How much you can put away per month is important but, as the numbers show below, that number pales in comparison to how much time you can invest in your plan.
In other words, the sooner you start, the greater the advantage you’ll have.
Don’t believe it?
Check out the chart below, which plots the savings strategies of three fictional investors, each of whom saved the same amount of money over a 10-year term.
Through an incredible stroke of investment luck, each earned the same average annual return (seven percent) consistently, until age 65.
The only difference between these investors is the year they started.
If you plan to retire, you will be amazed by the results.
Black Magic is at Work
Michael saved $1,000 per month from the time he turned 25 until he turned 35. Then he stopped saving but left his money in his investment account where it continued to accrue at a seven percent rate until he retired at age 65.
Jennifer held off and didn’t start saving until age 35. She put away $1,000 per month from her 35th birthday until she turned 45. Like Michael, she left the balance in her investment account, where it continued to accrue at a rate of seven percent until age 65.
Sam didn’t get around to investing until age 45. Still, he invested $1,000 per month for 10 years, halting his savings at age 55. Then he also left his money to accrue at a seven percent rate until his 65th birthday.
Michael, Jennifer, and Sam each saved the same amount — $120,000 — over a 10 year period.
Sadly for Jennifer, and even more so for Sam, their ending balances were dramatically different.
How do I save that much?
I know what you’re thinking.
$1,000 per month sounds like a lot for a 25-year-old to save!
I hear you. It is.
For a majority of people, this isn’t feasible. However, let’s say it is.
According to the National Center for Education Statistics, the median annual earnings for a college-educated young adult (aged 25-34) is $46,900. At that income level, a $12,000 annual investment represents 25.5 percent of income.
That’s no small percentage, but that’s before the tax advantages of your employer’s retirement plan are considered.
If your employer offers a 401(k), 403(b), or some other tax-advantaged retirement plan, the money you put away is invested on a pre-tax basis.
This means you won’t pay income taxes on your retirement savings until you take the money out at retirement (when your income and your tax burden will be lower).
What does this mean?
If you’re putting away $12,000 a year in your company’s 401(k) plan, you’re not actually losing that full amount from your take-home pay.

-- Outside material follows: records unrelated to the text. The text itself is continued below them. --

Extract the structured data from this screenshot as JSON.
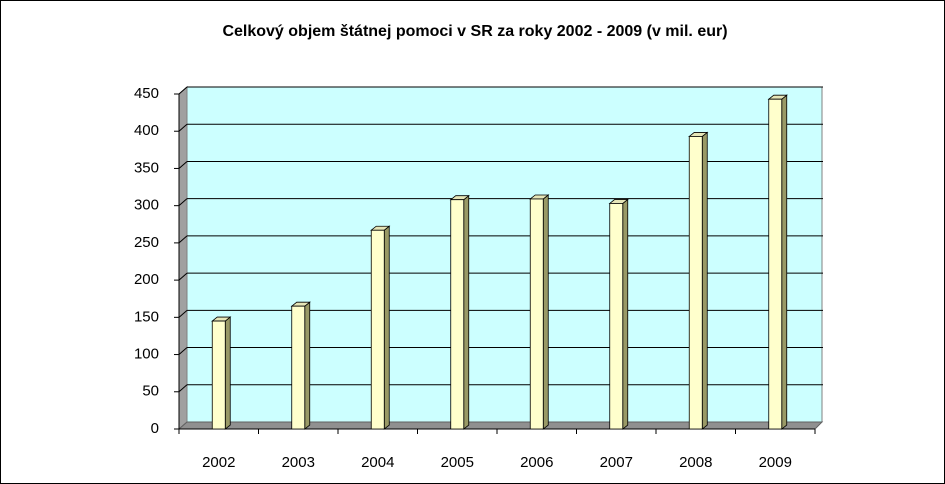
{
  "chart_data": {
    "type": "bar3d",
    "title": "Celkový objem štátnej pomoci v SR za roky 2002 -  2009 (v mil. eur)",
    "categories": [
      "2002",
      "2003",
      "2004",
      "2005",
      "2006",
      "2007",
      "2008",
      "2009"
    ],
    "values": [
      145,
      165,
      267,
      308,
      309,
      303,
      393,
      443
    ],
    "color": "#ffffcc",
    "ylim": [
      0,
      450
    ],
    "yticks": [
      0,
      50,
      100,
      150,
      200,
      250,
      300,
      350,
      400,
      450
    ],
    "grid": true
  }
}
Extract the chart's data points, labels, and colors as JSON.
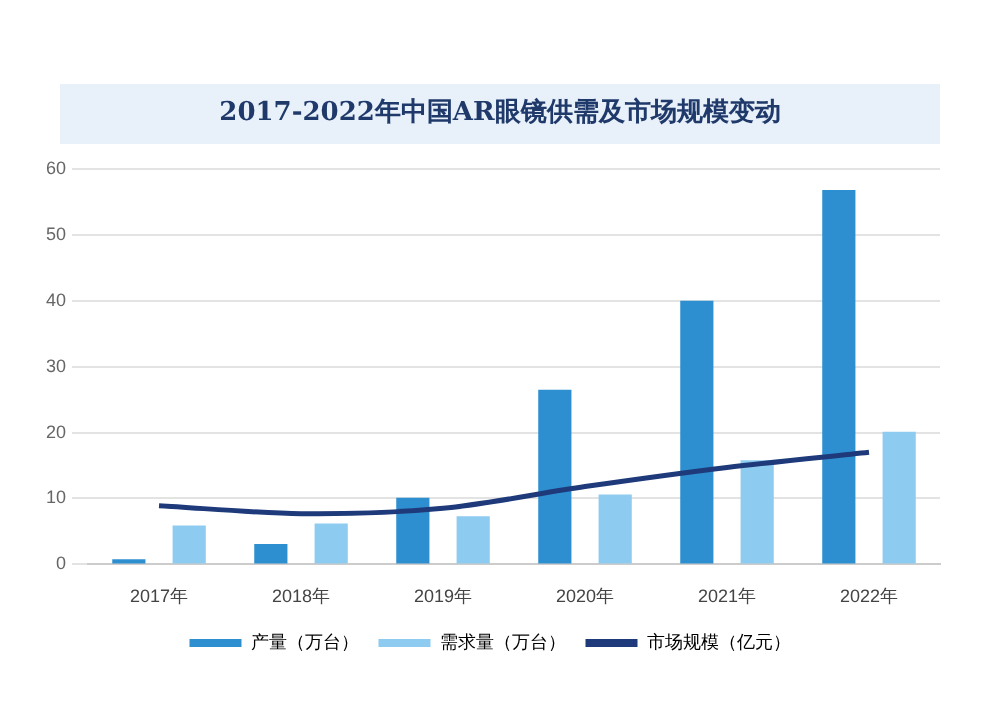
{
  "chart_data": {
    "type": "bar",
    "title": "2017-2022年中国AR眼镜供需及市场规模变动",
    "categories": [
      "2017年",
      "2018年",
      "2019年",
      "2020年",
      "2021年",
      "2022年"
    ],
    "series": [
      {
        "name": "产量（万台）",
        "color": "#2e8fd0",
        "values": [
          0.8,
          3.1,
          10.1,
          26.5,
          40,
          56.8
        ]
      },
      {
        "name": "需求量（万台）",
        "color": "#8ecbf0",
        "values": [
          5.9,
          6.2,
          7.3,
          10.6,
          15.8,
          20.1
        ]
      },
      {
        "name": "市场规模（亿元）",
        "type": "line",
        "color": "#1f3a7a",
        "values": [
          8.9,
          7.7,
          8.5,
          11.8,
          14.7,
          17.0
        ]
      }
    ],
    "ylim": [
      0,
      60
    ],
    "yticks": [
      0,
      10,
      20,
      30,
      40,
      50,
      60
    ],
    "grid": "y",
    "legend": "bottom",
    "marker": "none"
  }
}
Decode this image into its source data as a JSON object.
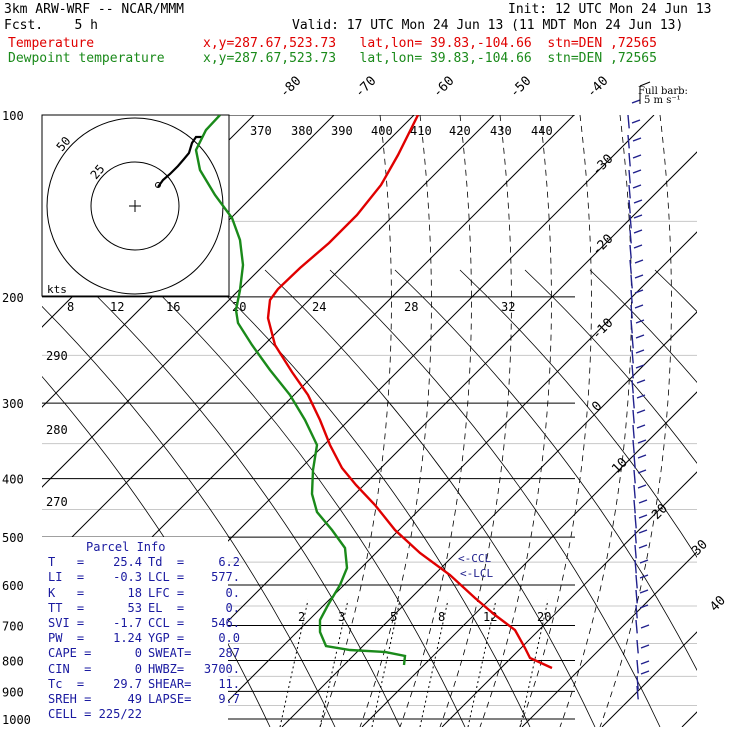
{
  "header": {
    "model": "3km ARW-WRF -- NCAR/MMM",
    "init": "Init: 12 UTC Mon 24 Jun 13",
    "fcst": "Fcst.    5 h",
    "valid": "Valid: 17 UTC Mon 24 Jun 13 (11 MDT Mon 24 Jun 13)",
    "temp_label": "Temperature",
    "temp_loc": "x,y=287.67,523.73   lat,lon= 39.83,-104.66  stn=DEN ,72565",
    "dew_label": "Dewpoint temperature",
    "dew_loc": "x,y=287.67,523.73   lat,lon= 39.83,-104.66  stn=DEN ,72565"
  },
  "colors": {
    "temperature": "#e00000",
    "dewpoint": "#1a8a1a",
    "barbs": "#20208c",
    "hodograph": "#000000"
  },
  "chart_data": {
    "type": "skew-t",
    "pressure_levels": [
      "100",
      "200",
      "300",
      "400",
      "500",
      "600",
      "700",
      "800",
      "900",
      "1000"
    ],
    "temp_axis_labels": [
      "-80",
      "-70",
      "-60",
      "-50",
      "-40",
      "-30",
      "-20",
      "-10",
      "0",
      "10",
      "20",
      "30",
      "40"
    ],
    "theta_e_labels": [
      "370",
      "380",
      "390",
      "400",
      "410",
      "420",
      "430",
      "440",
      "290",
      "280",
      "270"
    ],
    "mixing_ratio_labels": [
      "2",
      "3",
      "5",
      "8",
      "12",
      "20"
    ],
    "series": [
      {
        "name": "Temperature",
        "color": "#e00000"
      },
      {
        "name": "Dewpoint temperature",
        "color": "#1a8a1a"
      }
    ],
    "lcl_labels": [
      "<-CCL",
      "<-LCL"
    ],
    "hodograph": {
      "speed_unit": "kts",
      "ring_labels": [
        "25",
        "50"
      ],
      "axis_labels": [
        "8",
        "12",
        "16",
        "20",
        "24",
        "28",
        "32"
      ]
    },
    "barb_legend": {
      "title": "Full barb:",
      "value": "5 m s⁻¹"
    }
  },
  "parcel": {
    "title": "Parcel Info",
    "rows": [
      [
        "T   =",
        "25.4",
        "Td  =",
        "6.2"
      ],
      [
        "LI  =",
        "-0.3",
        "LCL =",
        "577."
      ],
      [
        "K   =",
        "18",
        "LFC =",
        "0."
      ],
      [
        "TT  =",
        "53",
        "EL  =",
        "0."
      ],
      [
        "SVI =",
        "-1.7",
        "CCL =",
        "546."
      ],
      [
        "PW  =",
        "1.24",
        "YGP =",
        "0.0"
      ],
      [
        "CAPE =",
        "0",
        "SWEAT=",
        "287"
      ],
      [
        "CIN  =",
        "0",
        "HWBZ=",
        "3700."
      ],
      [
        "Tc  =",
        "29.7",
        "SHEAR=",
        "11."
      ],
      [
        "SREH =",
        "49",
        "LAPSE=",
        "9.7"
      ],
      [
        "CELL =",
        "225/22",
        "",
        ""
      ]
    ]
  }
}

Instead, assuming you’re paid every two weeks, your take-home pay will reflect a $346 decrease, assuming you’re a single tax filer in the 25 percent tax bracket.
Thanks to the power of compound interest (the investing magic that allows investment earnings to earn interest of its own), time is the most powerful variable a young investor has on his or her side.
Your baby boomer parents might bring home a much higher income, but if you start now, the amount you’ll have to save to fund your own retirement is dramatically lower.
Almost $350 per pay period isn’t chump change, but it is do-able. In fact, do it for 10 years and you might choose to never do it again. You might not have to.